Posted Dec 10 2012 9:00pm
Indulge in binge drinking is bad because the risk of developing heart disease becomes higher. But heavy drinkers of alcohol might also have other problems such as high blood pressure.
 
According to researchers from the University of Lille Nord de France, people who drank heavily might be getting a brain hemorrhage at a relatively early age. Hemorrhage is a type of stroke where ruptured blood vessels leak blood into the brain. Their findings were published on September 11, 2012 in journal ‘Neurology’.

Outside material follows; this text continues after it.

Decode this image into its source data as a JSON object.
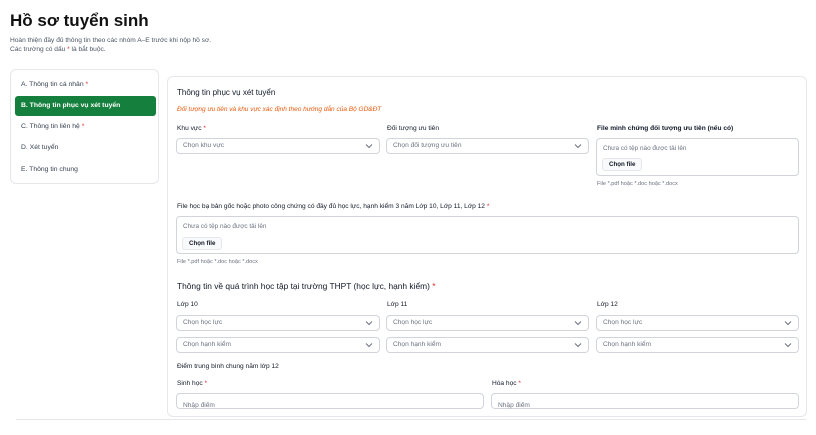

  They followed 540 patients with an average age of 71 who had hemorrhage. Among the participants, 137 people (or 25 percent) were heavy drinkers, which was defined as having 3 or more drinks a day or about 1.6 ounces per day of pure alcohol. These participants also underwent CT brain scans and their medical records were reviewed.   It was found that the heavy drinkers got brain hemorrhage typically at the age of 60, compared to the age of 74 among patients who were not heavy drinkers. Heavy drinkers were not only younger when they got their stroke they were also relatively healthy and less likely to have any history of heart disease, stroke or mini-stroke symptoms, compared to those who were not heavy drinkers.   Furthermore, the findings also discovered that when the stroke occurred in a deep part of the brain, heavy drinkers younger than 60 were more likely to die within 2 years than those who did not drink heavily. Even after discounting for factors like smoking habits, the heavy drinkers were twice as likely to die as compared to one-third of those who did not drink heavily.   In the study, heavy drinkers were found to have lower levels of certain substances that allow blood to clot, though those levels were still within the normal range.   The findings, however, could not prove that heavy drinking alone caused strokes at an earlier age. There might be other factors involved. For instance, heavy drinkers in the study were often smokers: 42 percent of them smoked compared to 12 percent of the other patients.   Since heavy drinking has long been considered a risk factor for strokes, this indicates that there are surely some reasons to believe that heavy drinking can be a problem.   Of course, this does not mean that drinking is strictly prohibited. People can still drink but moderation is the key. Remember this, excessive alcohol consumption is bad for the body in a number of ways.